In the document, the chain explores its explosive expansion, from 21 Shacks in 2012, to 40 in 2013 and 60 in 2014. Of those, half are franchised locations, which contributed just $4.7 million to the parent company's revenue in 2014. All told, the chain raked in nearly $140 million in sales in 2013, a huge increase over the $81 million they did in the previous year. Shake Shacks states their operating profit per Shack is around 25% but a closer inspection reveals their overall margin is 4.4%; on the $78 million they made on their US stores in 2014 (through 9/24), they only made $3.5 million in net income.

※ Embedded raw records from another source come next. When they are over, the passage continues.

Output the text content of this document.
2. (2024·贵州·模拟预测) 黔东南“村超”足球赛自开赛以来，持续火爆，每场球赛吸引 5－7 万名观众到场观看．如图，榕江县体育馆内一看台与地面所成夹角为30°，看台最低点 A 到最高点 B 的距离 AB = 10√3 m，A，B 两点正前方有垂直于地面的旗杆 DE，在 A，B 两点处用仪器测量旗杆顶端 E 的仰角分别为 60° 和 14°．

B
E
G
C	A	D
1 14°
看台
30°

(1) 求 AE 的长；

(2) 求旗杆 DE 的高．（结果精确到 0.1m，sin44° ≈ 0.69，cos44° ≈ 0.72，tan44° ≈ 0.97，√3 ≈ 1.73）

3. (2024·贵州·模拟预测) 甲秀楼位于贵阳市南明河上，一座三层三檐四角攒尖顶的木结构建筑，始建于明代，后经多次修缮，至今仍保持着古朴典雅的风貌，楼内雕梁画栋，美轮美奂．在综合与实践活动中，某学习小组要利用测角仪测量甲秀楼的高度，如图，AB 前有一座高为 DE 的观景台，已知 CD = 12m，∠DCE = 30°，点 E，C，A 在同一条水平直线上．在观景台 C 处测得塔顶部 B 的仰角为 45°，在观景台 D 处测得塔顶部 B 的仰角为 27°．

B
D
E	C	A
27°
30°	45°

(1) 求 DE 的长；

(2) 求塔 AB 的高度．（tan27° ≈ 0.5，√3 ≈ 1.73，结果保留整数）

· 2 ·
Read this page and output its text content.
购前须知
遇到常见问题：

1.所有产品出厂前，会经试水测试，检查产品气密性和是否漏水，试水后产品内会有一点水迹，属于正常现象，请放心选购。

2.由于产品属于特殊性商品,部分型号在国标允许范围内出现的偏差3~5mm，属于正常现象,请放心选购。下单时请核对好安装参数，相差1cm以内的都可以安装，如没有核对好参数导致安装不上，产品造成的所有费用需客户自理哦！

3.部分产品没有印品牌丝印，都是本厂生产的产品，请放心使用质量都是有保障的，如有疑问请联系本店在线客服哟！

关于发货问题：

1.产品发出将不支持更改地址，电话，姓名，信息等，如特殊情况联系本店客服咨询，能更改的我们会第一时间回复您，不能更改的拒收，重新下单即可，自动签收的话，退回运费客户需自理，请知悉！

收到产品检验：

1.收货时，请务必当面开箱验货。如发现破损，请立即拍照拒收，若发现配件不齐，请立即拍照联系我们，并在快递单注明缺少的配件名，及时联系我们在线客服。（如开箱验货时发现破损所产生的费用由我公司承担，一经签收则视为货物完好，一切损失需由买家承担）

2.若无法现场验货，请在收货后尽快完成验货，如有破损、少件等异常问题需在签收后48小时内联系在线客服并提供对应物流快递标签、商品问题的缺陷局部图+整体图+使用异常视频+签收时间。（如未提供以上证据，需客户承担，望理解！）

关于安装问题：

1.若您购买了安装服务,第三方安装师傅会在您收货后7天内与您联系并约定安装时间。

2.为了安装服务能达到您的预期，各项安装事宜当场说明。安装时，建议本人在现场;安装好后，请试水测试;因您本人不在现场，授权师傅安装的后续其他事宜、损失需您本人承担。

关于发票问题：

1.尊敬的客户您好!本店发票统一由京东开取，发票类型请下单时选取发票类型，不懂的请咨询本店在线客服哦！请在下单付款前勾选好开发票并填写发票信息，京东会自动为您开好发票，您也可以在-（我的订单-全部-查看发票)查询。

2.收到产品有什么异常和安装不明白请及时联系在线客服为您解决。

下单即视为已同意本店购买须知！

Other fun facts from their big reveal: Custard's First Stand, Dog Run and Madison Mixer were alternate names considered before settling on Shake Shack. They fear employee unionization, high health care and labor costs and other risk factors could adversely affect business.

Exciting as owning a wee portion of Danny Meyer's empire may be, Gothamist financial adviser Jake Dobkin advises against it. "Bottom line is never buy at IPO unless you are an insider who works at Goldman Sachs—everyone else is a sucker. Invest in index funds and use your diversified capital gains to buy hamburgers whenever you want."